On August 13, at approximately 2:20 p.m., a U.S. military helicopter on a training flight over a residential area in Ginowan City (Okinawa, Japan) crashed into the Okinawa International University Administration Building, and burst into flames. The accident damaged the eastern side of the roof and the outer wall of the building. Part of the third floor wall was knocked out, and the subsequent fire reached all the way to the emergency exit of the university presidentfs office on the second floor. Debris from the helicopter was hurled into the accounting office on the first floor, and a large fragment landed all the way across the room near the door, over ten meters from the crash site. It was only by a string of miraculous coincidences that no office workers were killed.
Other flying debris landed on the other side of the building near the main entrance, but students and university staff did manage to evacuate the building without injury. Various parts from the helicopter, including the rotor blades, hurtled across the street into one of the crowded residential neighborhoods which surround the university, ripping like shrapnel through walls, doors, windows, and even a water tank. Shortly after the three injured crewmembers of the U.S. helicopter were rescued, the fuselage burst into flames. It was truly a miracle that no lives were lost in an accident of this severity.
Thirty-two years ago, when this university was being built, a fuel tank from a U.S. military aircraft dropped off and fell on a classroom building which was under construction. That time, as well, construction workers and university employees miraculously escaped injury.
Since its founding, Okinawa International University has been plagued day and night by training flights of numerous military aircraft from U.S. Marine Corps Air Station, Futenma. We, at the university, have repeatedly demanded the termination of flights over residential areas. The U.S. military, however, has completely ignored our requests. At the same time, there have been frequent accidents involving U.S. military aircraft assigned to the Futenma base. By fortunate happenstance, none of these accidents have resulted so far in civilian casualties in the residential areas surrounding the university.
Now the serious accident we had long feared has become reality.
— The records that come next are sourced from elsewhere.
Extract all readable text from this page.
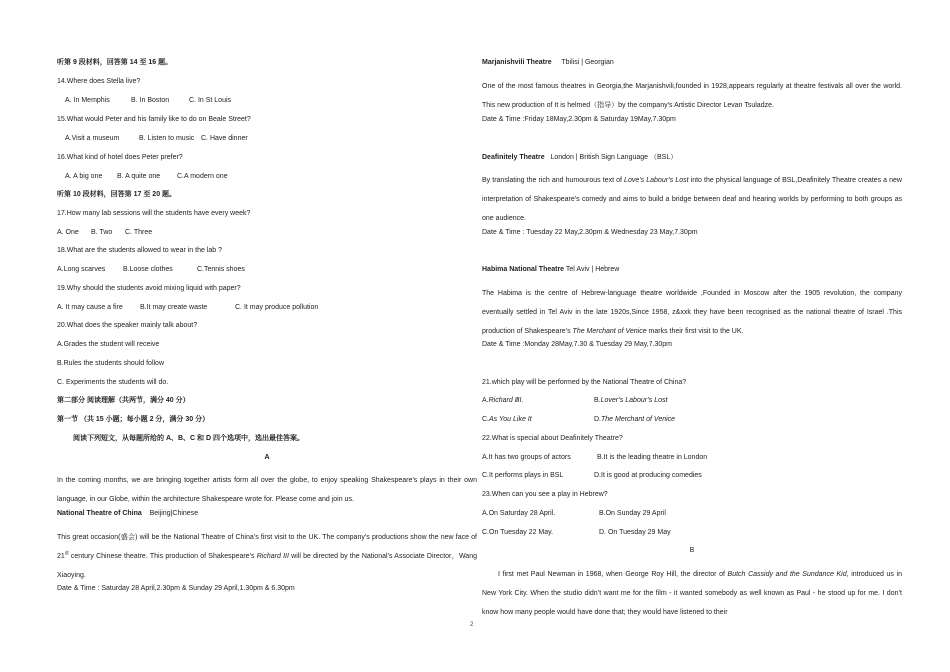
听第 9 段材料，回答第 14 至 16 题。
14.Where does Stella live?
A. In Memphis	B. In Boston	C. In St Louis
15.What would Peter and his family like to do on Beale Street?
A.Visit a museum	B. Listen to music C. Have dinner
16.What kind of hotel does Peter prefer?
A. A big one B. A quite one C.A modern one
听第 10 段材料，回答第 17 至 20 题。
17.How many lab sessions will the students have every week?
A. One B. Two C. Three
18.What are the students allowed to wear in the lab ?
A.Long scarves	B.Loose clothes	C.Tennis shoes
19.Why should the students avoid mixing liquid with paper?
A. It may cause a fire B.It may create waste	C. It may produce pollution
20.What does the speaker mainly talk about?
A.Grades the student will receive
B.Rules the students should follow
C. Experiments the students will do.
第二部分 阅读理解（共两节，满分 40 分）
第一节 （共 15 小题；每小题 2 分，满分 30 分）
阅读下列短文，从每题所给的 A、B、C 和 D 四个选项中，选出最佳答案。
A
In the coming months, we are bringing together artists form all over the globe, to enjoy speaking Shakespeare’s plays in their own language, in our Globe, within the architecture Shakespeare wrote for. Please come and join us.
National Theatre of China Beijing|Chinese
This great occasion(盛会) will be the National Theatre of China’s first visit to the UK. The company’s productions show the new face of 21st century Chinese theatre. This production of Shakespeare’s Richard III will be directed by the National’s Associate Director，Wang Xiaoying.
Date & Time : Saturday 28 April,2.30pm & Sunday 29 April,1.30pm & 6.30pm
Marjanishvili Theatre Tbilisi | Georgian
One of the most famous theatres in Georgia,the Marjanishvili,founded in 1928,appears regularly at theatre festivals all over the world. This new production of It is helmed（指导）by the company’s Artistic Director Levan Tsuladze.
Date & Time :Friday 18May,2.30pm & Saturday 19May,7.30pm
Deafinitely Theatre London | British Sign Language （BSL）
By translating the rich and humourous text of Love’s Labour’s Lost into the physical language of BSL,Deafinitely Theatre creates a new interpretation of Shakespeare’s comedy and aims to build a bridge between deaf and hearing worlds by performing to both groups as one audience.
Date & Time : Tuesday 22 May,2.30pm & Wednesday 23 May,7.30pm
Habima National Theatre Tel Aviv | Hebrew
The Habima is the centre of Hebrew-language theatre worldwide ,Founded in Moscow after the 1905 revolution, the company eventually settled in Tel Aviv in the late 1920s,Since 1958, z&xxk they have been recognised as the national theatre of Israel .This production of Shakespeare’s The Merchant of Venice marks their first visit to the UK.
Date & Time :Monday 28May,7.30 & Tuesday 29 May,7.30pm
21.which play will be performed by the National Theatre of China?
A.Richard ⅢI.	B.Lover’s Labour’s Lost
C.As You Like It	D.The Merchant of Venice
22.What is special about Deafinitely Theatre?
A.It has two groups of actors	B.It is the leading theatre in London
C.It performs plays in BSL	D.It is good at producing comedies
23.When can you see a play in Hebrew?
A.On Saturday 28 April.	B.On Sunday 29 April
C.On Tuesday 22 May.	D. On Tuesday 29 May
B
I first met Paul Newman in 1968, when George Roy Hill, the director of Butch Cassidy and the Sundance Kid, introduced us in New York City. When the studio didn’t want me for the film - it wanted somebody as well known as Paul - he stood up for me. I don’t know how many people would have done that; they would have listened to their
2
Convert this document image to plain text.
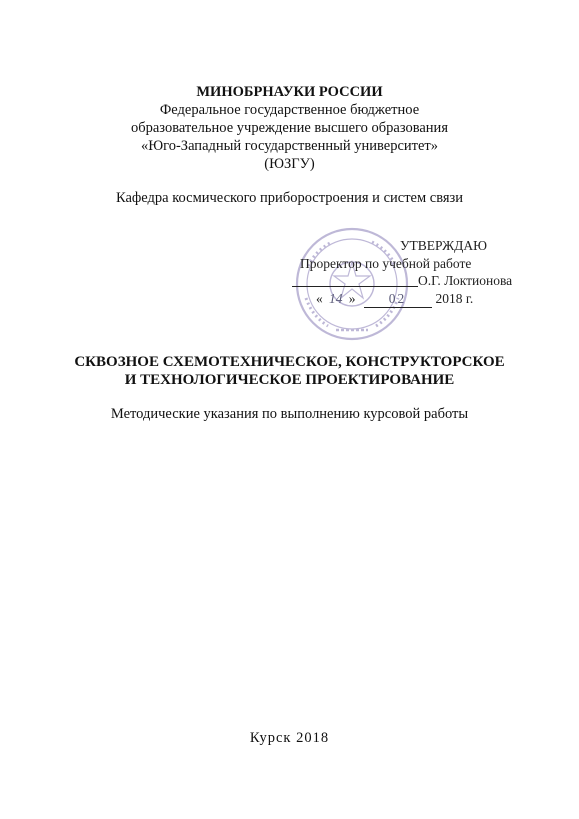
МИНОБРНАУКИ РОССИИ
Федеральное государственное бюджетное
образовательное учреждение высшего образования
«Юго-Западный государственный университет»
(ЮЗГУ)
Кафедра космического приборостроения и систем связи
УТВЕРЖДАЮ
Проректор по учебной работе
О.Г. Локтионова
« 14 » 02 2018 г.
СКВОЗНОЕ СХЕМОТЕХНИЧЕСКОЕ, КОНСТРУКТОРСКОЕ
И ТЕХНОЛОГИЧЕСКОЕ ПРОЕКТИРОВАНИЕ
Методические указания по выполнению курсовой работы
Курск 2018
Our university accepts students from all areas of Okinawa as well as mainland Japan. We also host numerous foreign exchange students. In addition to our educational responsibilities at the university, we also have a basic obligation to protect the lives of all of our students. This accident has inflicted extreme anxiety and distress not only upon our students, but also upon their families and friends.
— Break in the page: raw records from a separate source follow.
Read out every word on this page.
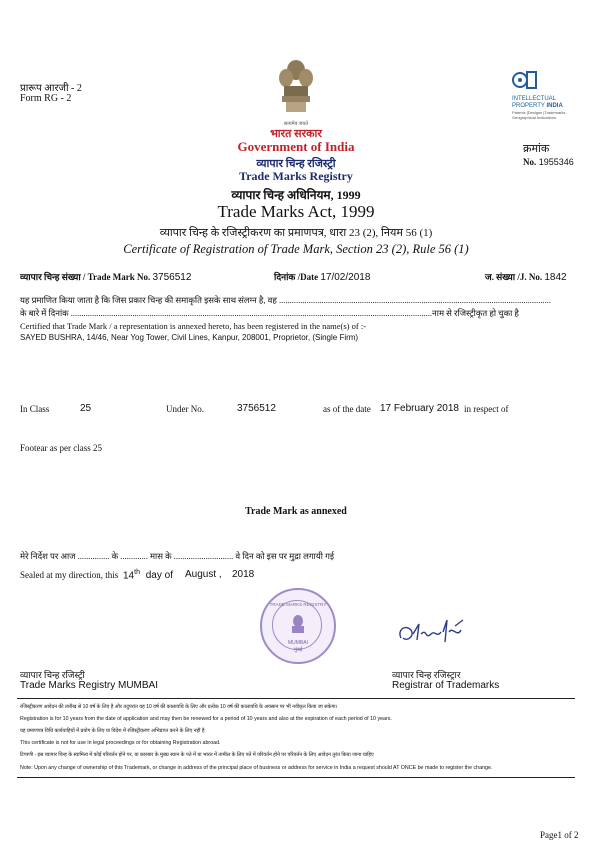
प्रारूप आरजी - 2
Form RG - 2
सत्यमेव जयते
INTELLECTUAL
PROPERTY INDIA
Patents |Designs |Trademarks
Geographical Indications
भारत सरकार
Government of India
व्यापार चिन्ह रजिस्ट्री
Trade Marks Registry
व्यापार चिन्ह अधिनियम, 1999
Trade Marks Act, 1999
व्यापार चिन्ह के रजिस्ट्रीकरण का प्रमाणपत्र, धारा 23 (2), नियम 56 (1)
Certificate of Registration of Trade Mark, Section 23 (2), Rule 56 (1)
क्रमांक
No. 1955346
व्यापार चिन्ह संख्या / Trade Mark No. 3756512	दिनांक /Date 17/02/2018	ज. संख्या /J. No. 1842
यह प्रमाणित किया जाता है कि जिस प्रकार चिन्ह की समाकृति इसके साथ संलग्न है, वह ................................................................................................................................
के बारे में दिनांक ..........................................................................................................................................................................नाम से रजिस्ट्रीकृत हो चुका है
Certified that Trade Mark / a representation is annexed hereto, has been registered in the name(s) of :-
SAYED BUSHRA, 14/46, Near Yog Tower, Civil Lines, Kanpur, 208001, Proprietor, (Single Firm)
In Class	25	Under No.	3756512	as of the date 17 February 2018 in respect of
Footear as per class 25
Trade Mark as annexed
मेरे निर्देश पर आज ............... के ............. मास के ............................ वे दिन को इस पर मुद्रा लगायी गई
Sealed at my direction, this 14th day of August , 2018
TRADE MARKS REGISTRY
MUMBAI
मुंबई
व्यापार चिन्ह रजिस्ट्री
Trade Marks Registry MUMBAI
व्यापार चिन्ह रजिस्ट्रार
Registrar of Trademarks
रजिस्ट्रीकरण आवेदन की तारीख से 10 वर्ष के लिए है और तदुपरांत यह 10 वर्ष की कालावधि के लिए और प्रत्येक 10 वर्ष की कालावधि के अवसान पर भी नवीकृत किया जा सकेगा।
Registration is for 10 years from the date of application and may then be renewed for a period of 10 years and also at the expiration of each period of 10 years.
यह प्रमाणपत्र विधि कार्यवाहियों में प्रयोग के लिए या विदेश में रजिस्ट्रीकरण अभिप्राप्त करने के लिए नहीं है
This certificate is not for use in legal proceedings or for obtaining Registration abroad.
टिप्पणी - इस व्यापार चिन्ह के स्वामित्व में कोई परिवर्तन होने पर, या कारबार के मुख्य स्थान के पते में या भारत में तामील के लिए पते में परिवर्तन होने पर परिवर्तन के लिए आवेदन तुरंत किया जाना चाहिए
Note: Upon any change of ownership of this Trademark, or change in address of the principal place of business or address for service in India a request should AT ONCE be made to register the change.
Page1 of 2
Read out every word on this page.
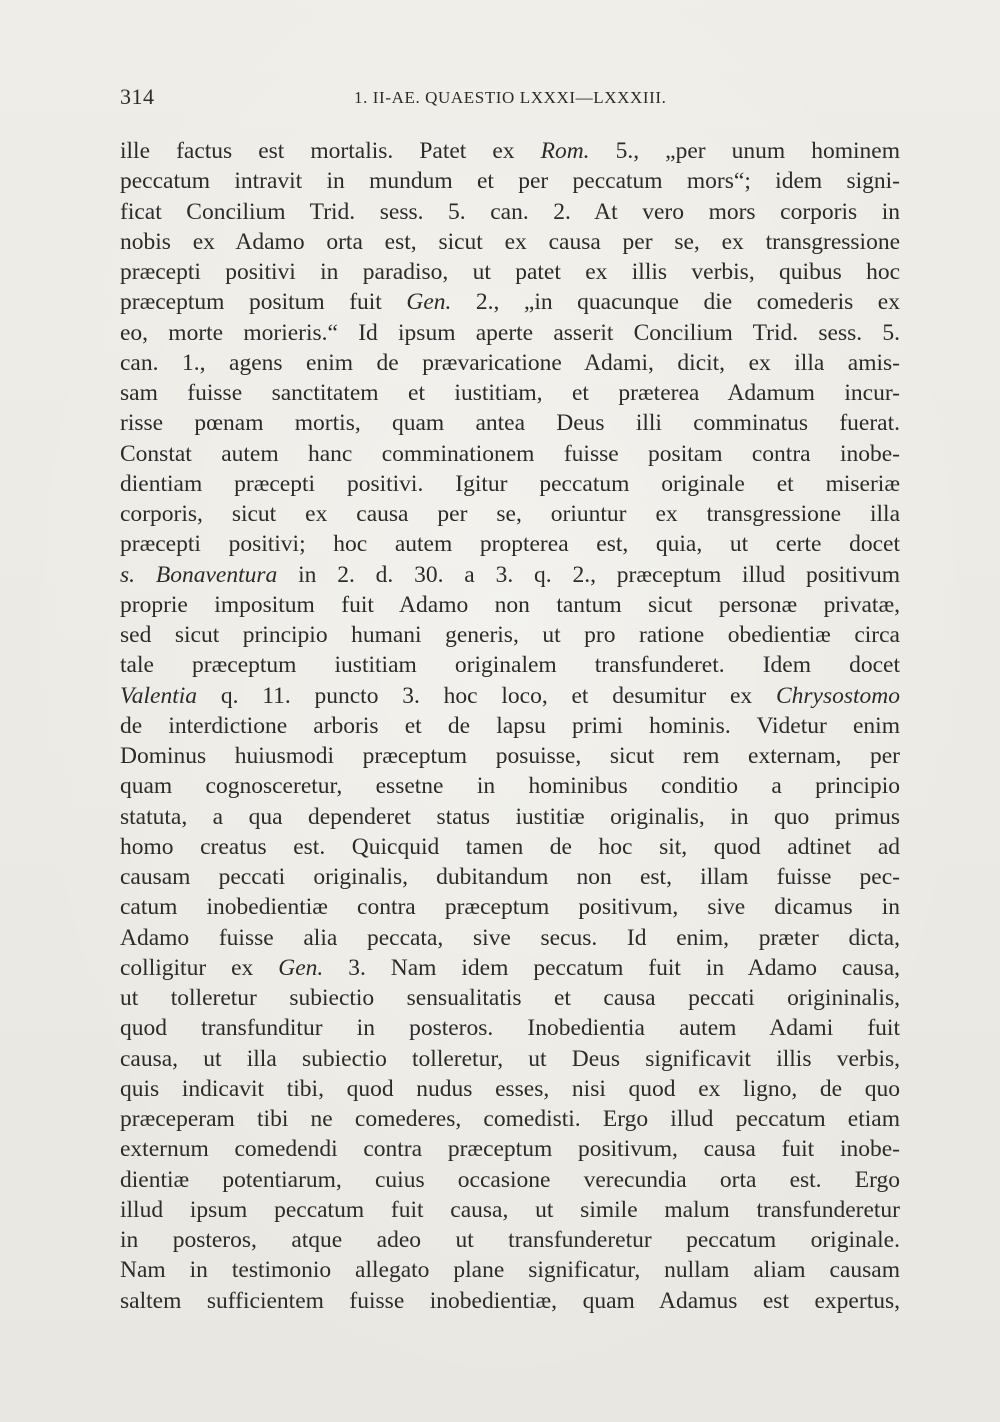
314	1. II-AE. QUAESTIO LXXXI—LXXXIII.
ille factus est mortalis. Patet ex Rom. 5., „per unum hominem
peccatum intravit in mundum et per peccatum mors“; idem signi-
ficat Concilium Trid. sess. 5. can. 2. At vero mors corporis in
nobis ex Adamo orta est, sicut ex causa per se, ex transgressione
præcepti positivi in paradiso, ut patet ex illis verbis, quibus hoc
præceptum positum fuit Gen. 2., „in quacunque die comederis ex
eo, morte morieris.“ Id ipsum aperte asserit Concilium Trid. sess. 5.
can. 1., agens enim de prævaricatione Adami, dicit, ex illa amis-
sam fuisse sanctitatem et iustitiam, et præterea Adamum incur-
risse pœnam mortis, quam antea Deus illi comminatus fuerat.
Constat autem hanc comminationem fuisse positam contra inobe-
dientiam præcepti positivi. Igitur peccatum originale et miseriæ
corporis, sicut ex causa per se, oriuntur ex transgressione illa
præcepti positivi; hoc autem propterea est, quia, ut certe docet
s. Bonaventura in 2. d. 30. a 3. q. 2., præceptum illud positivum
proprie impositum fuit Adamo non tantum sicut personæ privatæ,
sed sicut principio humani generis, ut pro ratione obedientiæ circa
tale præceptum iustitiam originalem transfunderet. Idem docet
Valentia q. 11. puncto 3. hoc loco, et desumitur ex Chrysostomo
de interdictione arboris et de lapsu primi hominis. Videtur enim
Dominus huiusmodi præceptum posuisse, sicut rem externam, per
quam cognosceretur, essetne in hominibus conditio a principio
statuta, a qua dependeret status iustitiæ originalis, in quo primus
homo creatus est. Quicquid tamen de hoc sit, quod adtinet ad
causam peccati originalis, dubitandum non est, illam fuisse pec-
catum inobedientiæ contra præceptum positivum, sive dicamus in
Adamo fuisse alia peccata, sive secus. Id enim, præter dicta,
colligitur ex Gen. 3. Nam idem peccatum fuit in Adamo causa,
ut tolleretur subiectio sensualitatis et causa peccati origininalis,
quod transfunditur in posteros. Inobedientia autem Adami fuit
causa, ut illa subiectio tolleretur, ut Deus significavit illis verbis,
quis indicavit tibi, quod nudus esses, nisi quod ex ligno, de quo
præceperam tibi ne comederes, comedisti. Ergo illud peccatum etiam
externum comedendi contra præceptum positivum, causa fuit inobe-
dientiæ potentiarum, cuius occasione verecundia orta est. Ergo
illud ipsum peccatum fuit causa, ut simile malum transfunderetur
in posteros, atque adeo ut transfunderetur peccatum originale.
Nam in testimonio allegato plane significatur, nullam aliam causam
saltem sufficientem fuisse inobedientiæ, quam Adamus est expertus,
This incident is proof that the nearby Futenma base threatens all our lives. In fact, the base has proven to be a threat to the very existence of our university. Not only did a U.S. helicopter crash and damage a building in a center of learning, the invasion of our campus by U.S. marines, and their occupation of the Administration Building, the hub of the university, constitutes an infringement of our rights to life, property, and self-governance, as well as a gross infringement of Japanese national sovereignty.
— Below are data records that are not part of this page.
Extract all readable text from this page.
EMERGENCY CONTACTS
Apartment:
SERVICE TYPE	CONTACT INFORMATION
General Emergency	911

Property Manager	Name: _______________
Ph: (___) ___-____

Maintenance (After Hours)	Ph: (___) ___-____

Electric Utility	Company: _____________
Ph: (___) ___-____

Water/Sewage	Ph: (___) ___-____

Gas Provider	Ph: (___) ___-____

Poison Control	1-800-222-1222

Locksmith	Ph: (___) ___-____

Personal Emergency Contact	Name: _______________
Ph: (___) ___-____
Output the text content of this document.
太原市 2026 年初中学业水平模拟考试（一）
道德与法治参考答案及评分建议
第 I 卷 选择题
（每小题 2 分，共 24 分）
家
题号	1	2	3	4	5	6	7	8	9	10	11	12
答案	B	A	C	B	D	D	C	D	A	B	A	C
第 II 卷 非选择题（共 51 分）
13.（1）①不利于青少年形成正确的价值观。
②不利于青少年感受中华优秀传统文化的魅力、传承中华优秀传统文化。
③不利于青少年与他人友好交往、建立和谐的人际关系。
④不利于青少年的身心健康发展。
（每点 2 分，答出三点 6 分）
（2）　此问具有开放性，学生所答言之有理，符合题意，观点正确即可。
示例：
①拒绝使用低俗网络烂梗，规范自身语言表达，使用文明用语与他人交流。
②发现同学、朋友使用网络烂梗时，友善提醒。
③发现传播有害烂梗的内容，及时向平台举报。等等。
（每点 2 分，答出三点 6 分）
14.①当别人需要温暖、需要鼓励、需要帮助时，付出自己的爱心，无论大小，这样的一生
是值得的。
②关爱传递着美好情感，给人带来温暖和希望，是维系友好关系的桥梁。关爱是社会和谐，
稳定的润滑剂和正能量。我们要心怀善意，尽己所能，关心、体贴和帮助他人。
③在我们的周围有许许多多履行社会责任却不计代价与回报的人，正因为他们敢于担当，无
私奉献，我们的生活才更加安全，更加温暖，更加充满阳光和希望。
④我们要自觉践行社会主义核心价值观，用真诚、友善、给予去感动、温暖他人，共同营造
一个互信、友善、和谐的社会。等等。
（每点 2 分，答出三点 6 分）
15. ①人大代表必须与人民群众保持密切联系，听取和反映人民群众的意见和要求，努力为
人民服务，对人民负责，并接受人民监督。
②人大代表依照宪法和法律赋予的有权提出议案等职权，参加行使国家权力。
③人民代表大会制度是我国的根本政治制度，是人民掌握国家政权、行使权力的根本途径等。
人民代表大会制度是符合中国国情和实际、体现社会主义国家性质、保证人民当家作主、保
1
This situation can no longer be allowed to continue.
We, the faculty of the College of Global and Regional Culture, strenuously protest the helicopter crash and subsequent actions of the U.S. military, including their occupation of part of our campus, attempts to prohibit photography, removal of evidence, refusal to permit Japanese police to investigate the crash, and the resumption of helicopter training flights. We urgently demand that the U.S. and Japanese governments put an immediate end to flights of aircraft from the base, and that M.C.A.S. Futenma be promptly closed and returned, as was promised by both governments in their agreement of April 1996.